Algonqian Jurisdiction

“Jurisdiction is not an abstract concept but grounded in care” concluded Shiri Pasternak’s Grounded Authority: The Algonquins of Barriere Lake against the State (University of Minnesota Press 2017) makes the signal contribution of highlighting the importance of Indigenous concepts and practices of jurisdiction as a grounded form of care and politics. Pasternak details the Algonquins of Barriere Lakes’ struggle to assert control over their lands against Canadian Federal institutions and a broader settler-colonial society that insist on reducing “jurisdiction” to black letter definitions of “private property” and “sovereignty”. Much is lost in this legal translation from customary governance to contractual obligation.

Jurisdiction is not an abstract concept but grounded in care

State governance via the Indian Act is layered by other tangles of authority of various orders of government.
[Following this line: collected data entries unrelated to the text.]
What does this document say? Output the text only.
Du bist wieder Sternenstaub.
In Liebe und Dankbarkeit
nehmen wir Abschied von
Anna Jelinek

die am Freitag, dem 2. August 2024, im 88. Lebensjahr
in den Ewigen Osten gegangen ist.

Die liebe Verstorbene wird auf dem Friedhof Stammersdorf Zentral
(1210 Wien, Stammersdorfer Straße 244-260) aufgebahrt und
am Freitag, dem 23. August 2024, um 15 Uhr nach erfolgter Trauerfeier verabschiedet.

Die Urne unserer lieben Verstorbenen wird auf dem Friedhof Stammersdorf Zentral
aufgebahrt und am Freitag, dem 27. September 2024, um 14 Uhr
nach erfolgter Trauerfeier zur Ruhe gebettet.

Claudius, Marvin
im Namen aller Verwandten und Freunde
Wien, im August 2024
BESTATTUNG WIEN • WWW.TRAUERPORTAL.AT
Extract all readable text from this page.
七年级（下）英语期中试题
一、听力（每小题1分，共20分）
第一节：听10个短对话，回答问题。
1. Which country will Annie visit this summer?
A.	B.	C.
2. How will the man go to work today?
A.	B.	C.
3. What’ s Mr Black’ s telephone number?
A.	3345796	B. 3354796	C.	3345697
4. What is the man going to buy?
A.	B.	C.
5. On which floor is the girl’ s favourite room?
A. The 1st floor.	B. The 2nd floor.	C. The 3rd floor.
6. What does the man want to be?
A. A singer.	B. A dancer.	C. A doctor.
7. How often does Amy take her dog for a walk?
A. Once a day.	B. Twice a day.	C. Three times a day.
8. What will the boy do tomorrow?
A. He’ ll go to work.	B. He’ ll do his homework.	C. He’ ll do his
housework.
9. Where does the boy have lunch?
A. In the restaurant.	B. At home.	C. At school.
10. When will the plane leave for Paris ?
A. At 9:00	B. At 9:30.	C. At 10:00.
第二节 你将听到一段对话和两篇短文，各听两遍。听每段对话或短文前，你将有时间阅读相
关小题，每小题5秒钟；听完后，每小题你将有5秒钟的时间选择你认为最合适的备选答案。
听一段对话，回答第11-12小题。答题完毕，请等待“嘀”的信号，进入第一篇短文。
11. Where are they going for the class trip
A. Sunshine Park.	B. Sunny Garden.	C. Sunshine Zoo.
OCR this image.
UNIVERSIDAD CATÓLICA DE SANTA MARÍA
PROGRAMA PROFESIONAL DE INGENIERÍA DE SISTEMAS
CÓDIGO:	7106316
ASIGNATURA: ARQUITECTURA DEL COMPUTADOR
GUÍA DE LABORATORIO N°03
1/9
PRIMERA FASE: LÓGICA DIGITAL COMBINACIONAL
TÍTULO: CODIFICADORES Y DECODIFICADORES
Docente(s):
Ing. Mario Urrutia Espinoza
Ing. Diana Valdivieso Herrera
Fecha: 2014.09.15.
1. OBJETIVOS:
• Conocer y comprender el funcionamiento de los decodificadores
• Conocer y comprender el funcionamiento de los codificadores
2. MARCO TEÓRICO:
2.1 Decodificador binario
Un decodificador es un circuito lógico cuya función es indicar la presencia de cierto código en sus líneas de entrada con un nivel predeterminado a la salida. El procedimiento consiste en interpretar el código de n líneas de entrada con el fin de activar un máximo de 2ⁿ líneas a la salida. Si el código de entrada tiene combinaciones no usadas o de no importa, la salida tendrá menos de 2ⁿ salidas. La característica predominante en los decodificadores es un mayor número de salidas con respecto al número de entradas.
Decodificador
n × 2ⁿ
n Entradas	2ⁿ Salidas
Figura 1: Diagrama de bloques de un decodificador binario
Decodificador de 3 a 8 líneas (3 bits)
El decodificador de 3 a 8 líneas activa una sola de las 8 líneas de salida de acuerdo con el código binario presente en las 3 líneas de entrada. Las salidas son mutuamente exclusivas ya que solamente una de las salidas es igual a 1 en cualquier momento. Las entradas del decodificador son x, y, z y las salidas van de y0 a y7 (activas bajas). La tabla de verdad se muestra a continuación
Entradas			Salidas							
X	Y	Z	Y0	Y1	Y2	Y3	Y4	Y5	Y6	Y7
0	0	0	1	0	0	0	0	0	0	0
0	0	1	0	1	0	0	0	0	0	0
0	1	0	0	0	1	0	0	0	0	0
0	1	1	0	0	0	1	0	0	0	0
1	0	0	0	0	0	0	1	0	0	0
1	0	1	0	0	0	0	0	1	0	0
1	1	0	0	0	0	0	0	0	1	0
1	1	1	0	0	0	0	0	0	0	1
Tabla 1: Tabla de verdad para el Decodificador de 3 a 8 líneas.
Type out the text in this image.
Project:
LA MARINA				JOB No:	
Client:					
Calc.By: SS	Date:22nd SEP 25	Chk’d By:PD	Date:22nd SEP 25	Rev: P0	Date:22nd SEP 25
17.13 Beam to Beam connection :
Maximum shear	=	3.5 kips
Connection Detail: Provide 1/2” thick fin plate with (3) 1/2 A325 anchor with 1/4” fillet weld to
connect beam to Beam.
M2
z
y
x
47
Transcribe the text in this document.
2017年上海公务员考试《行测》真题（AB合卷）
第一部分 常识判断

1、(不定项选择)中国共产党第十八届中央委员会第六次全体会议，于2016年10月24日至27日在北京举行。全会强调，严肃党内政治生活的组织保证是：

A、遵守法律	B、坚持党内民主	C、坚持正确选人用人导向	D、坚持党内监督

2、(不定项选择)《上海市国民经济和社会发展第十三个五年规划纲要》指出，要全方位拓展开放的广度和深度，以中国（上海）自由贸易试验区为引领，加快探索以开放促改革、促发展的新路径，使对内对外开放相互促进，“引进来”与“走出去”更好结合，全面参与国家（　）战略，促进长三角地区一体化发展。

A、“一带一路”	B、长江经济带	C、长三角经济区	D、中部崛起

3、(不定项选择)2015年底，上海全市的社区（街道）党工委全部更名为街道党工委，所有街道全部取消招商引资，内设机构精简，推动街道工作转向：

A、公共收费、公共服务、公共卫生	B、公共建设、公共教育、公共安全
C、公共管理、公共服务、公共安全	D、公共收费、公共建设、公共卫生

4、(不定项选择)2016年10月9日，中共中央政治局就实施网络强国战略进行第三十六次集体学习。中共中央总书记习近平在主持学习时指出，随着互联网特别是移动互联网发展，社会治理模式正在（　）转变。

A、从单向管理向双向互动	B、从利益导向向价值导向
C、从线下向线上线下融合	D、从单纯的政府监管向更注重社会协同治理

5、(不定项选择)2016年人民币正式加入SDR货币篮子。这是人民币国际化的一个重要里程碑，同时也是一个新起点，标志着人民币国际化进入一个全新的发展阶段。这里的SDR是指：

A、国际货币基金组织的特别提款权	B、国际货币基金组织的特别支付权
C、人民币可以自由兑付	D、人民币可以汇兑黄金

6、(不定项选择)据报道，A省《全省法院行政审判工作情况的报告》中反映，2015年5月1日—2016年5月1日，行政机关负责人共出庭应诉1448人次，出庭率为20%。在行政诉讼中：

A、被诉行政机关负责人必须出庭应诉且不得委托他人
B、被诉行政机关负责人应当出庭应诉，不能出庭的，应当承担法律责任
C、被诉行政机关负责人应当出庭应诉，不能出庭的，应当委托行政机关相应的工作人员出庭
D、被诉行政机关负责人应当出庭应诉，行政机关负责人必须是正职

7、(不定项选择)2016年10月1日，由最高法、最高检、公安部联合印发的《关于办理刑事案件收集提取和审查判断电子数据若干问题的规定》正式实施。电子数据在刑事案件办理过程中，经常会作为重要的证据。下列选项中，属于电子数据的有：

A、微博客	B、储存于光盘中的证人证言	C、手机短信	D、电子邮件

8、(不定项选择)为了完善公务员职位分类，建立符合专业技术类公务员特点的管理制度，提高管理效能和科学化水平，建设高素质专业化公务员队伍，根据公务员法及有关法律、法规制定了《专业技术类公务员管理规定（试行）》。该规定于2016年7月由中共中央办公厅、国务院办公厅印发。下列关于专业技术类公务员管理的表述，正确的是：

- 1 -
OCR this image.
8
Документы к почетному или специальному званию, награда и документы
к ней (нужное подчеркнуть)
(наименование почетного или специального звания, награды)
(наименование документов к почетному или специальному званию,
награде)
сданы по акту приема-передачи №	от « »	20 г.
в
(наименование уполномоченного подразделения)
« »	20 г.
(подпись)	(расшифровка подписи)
Conflicts over land use are rendered unsolvable unless Indigenous people without treaties surrender to the system and definitions that place all sovereignty in the hands of the Crown, effectively conceding defeat. The book is a carefully researched account of the struggle to maintain a governance framework, the 1991 “Trilateral Agreement”, which will accommodate the importance of relationality to Indigenous societies. It is also a model presentation of Indigenous political philosophy and ethical understandings of human-nonhuman-land relations. Algonqian practices and systems of jurisdiction offers a politics grounded in a system of ethical relations. This system of law, “flows from relationships of respect and love for the land that are witnessed . . . through everyday practices, stories from the bush, formalized through wampum belts, and strings, and told by the fire” (27).”

Commonwealth settler-colonial legal tradition refuses to recognize Indigenous land-based social relations as a political basis of Indigenous rights and authority because it is foreign to the European foundations of Law. The settler-colonial legal system systematically misrecognizes the Indigenous claim to authority because it an anathema to individualistic notions of private property and rights that can be conferred and expropriated by a sovereign.

Pasternak’s political ethnography is bracketed by a discussion of her own family positioning as Israeli settlers. This sets up the ironies of collective complicity in colonial projects that both strive for self-actualization yet oppress others. Reviewed when the book came out in 2017, it is odd that no one comments on the poignant Preface and Conclusion that do the essential work of positioning the author. Pasternak diagnoses a deep insecurity in Canadian institutions and law that has failed to displace Indigenous forms of governance. She finds in the conception of jurisdiction over land rather than property an exit from this zero-sum dilemma. Five years on, Grounded Authority remains essential reading in the Settler-Indigenous curriculum.